In baseball’s closed system-made more rigid by its monopoly status-competitive advantage has more legs than competitive balance. According to Professor Mertens, measures to curb the advantage of the richest teams such as revenue sharing and last-first drafts have little or no effect. The rich stay rich, the poor stay poor.

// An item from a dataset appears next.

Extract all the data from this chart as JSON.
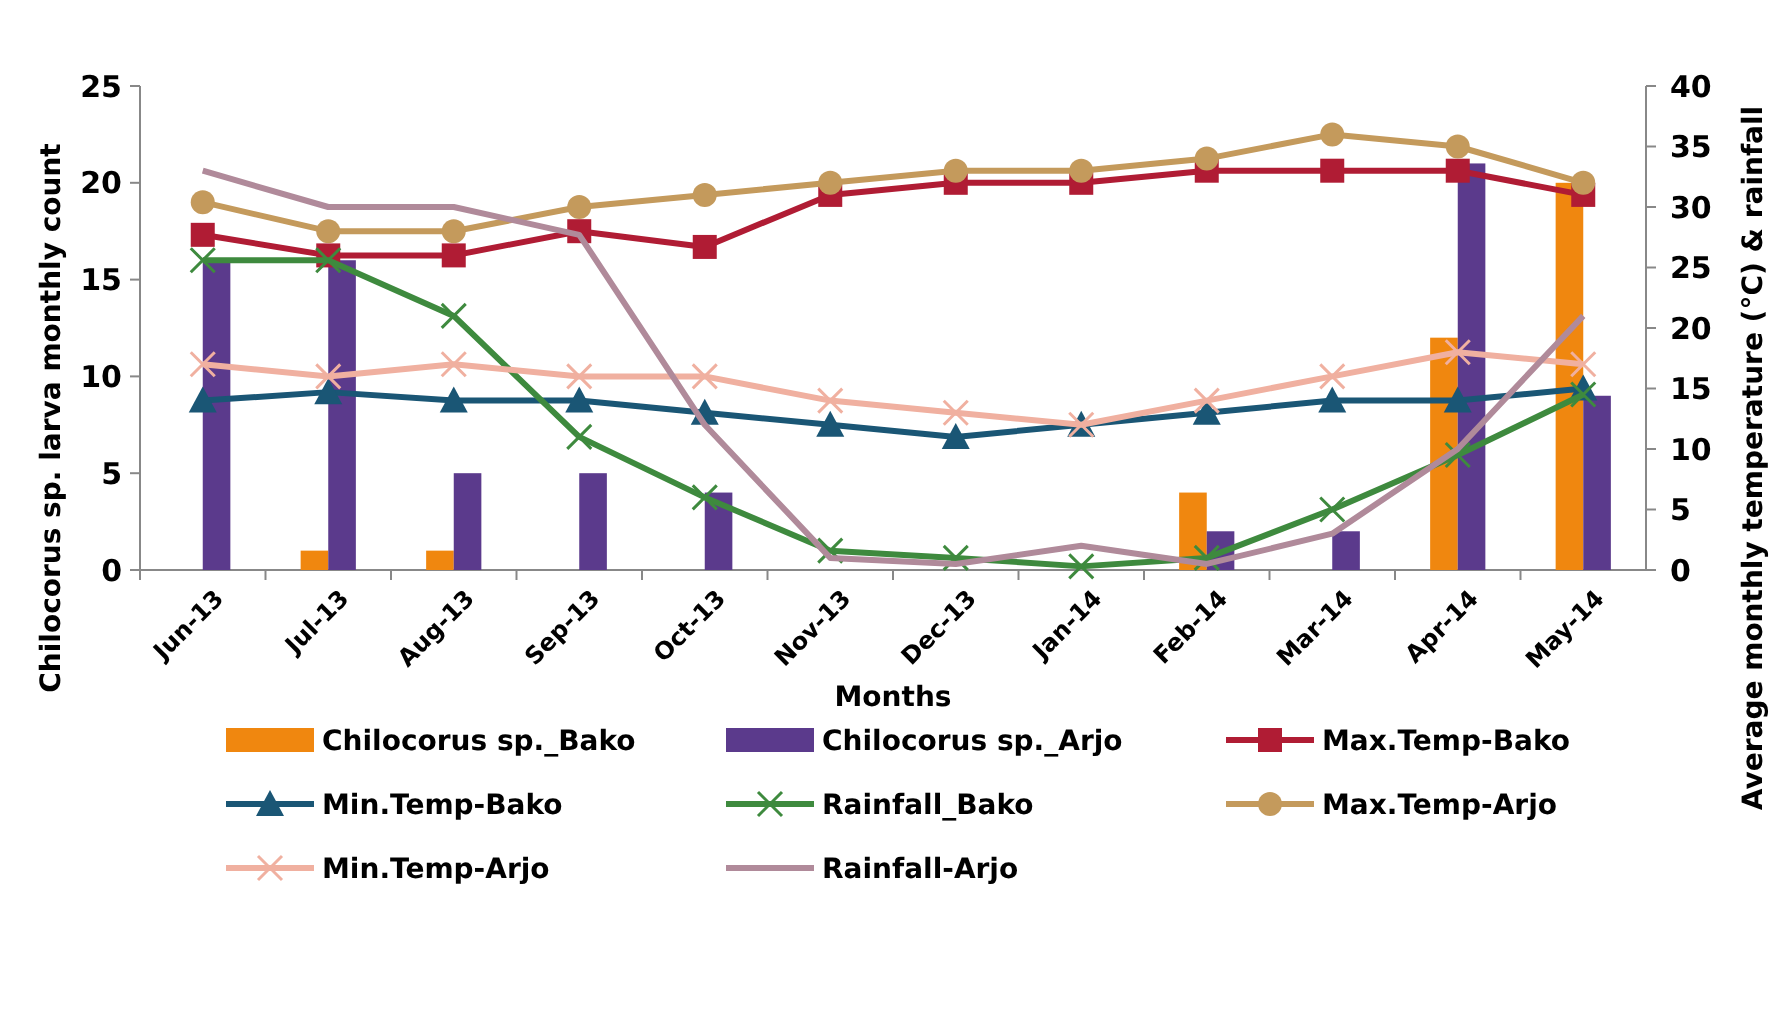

However, Professor Mertens admits that there can be shifts in the demand curve and that factors such as the zealousness of fans with a somewhat smaller market-think Red Sox Nation-can add significant value. So the television revenues and overall income for the Red Sox exceeds the relative size of the city. Professor Mertens suggests that opening the market place, bringing in new teams or creating whole new leagues would greatly increase the chance for new Red Sox Nations to be born. But more than any other sport, baseball has withstood attempts to introduce greater competition, and so the balance in the league remains largely frozen.
But I am not ready to waive my green card, professor. Size matters, but is it absolute?
The Tampa Bay Rays are alive in the 2008 playoffs and have amassed a hugely talented lineup and deep organization to fuel them for the future. They seemingly have no potential however, to overturn the status quo. They’re poor and the poor stay poor. But consider the State of Florida has a population of 18 million potential baseball fans divided by only two teams. New York City has made much of a market of only 8 million persons, so objectively the potential market in Florida is comparable.
New York City has had more than a century to amass its advantage and it looks insurmountable. But time is on Tampa Bay’s side. Baseball is here to stay and if there is anything that economics teaches us, it is that in the long term nothing is sacred. Brands like GM and Ford can lose out. Market giants like Lehmann Brothers vanish overnight. Brand loyalty for the Rays that stretches across the state to Orlando is hard to conceive today, but stuff happens. True can become false, even in a marketplace as unlikely as baseball’s.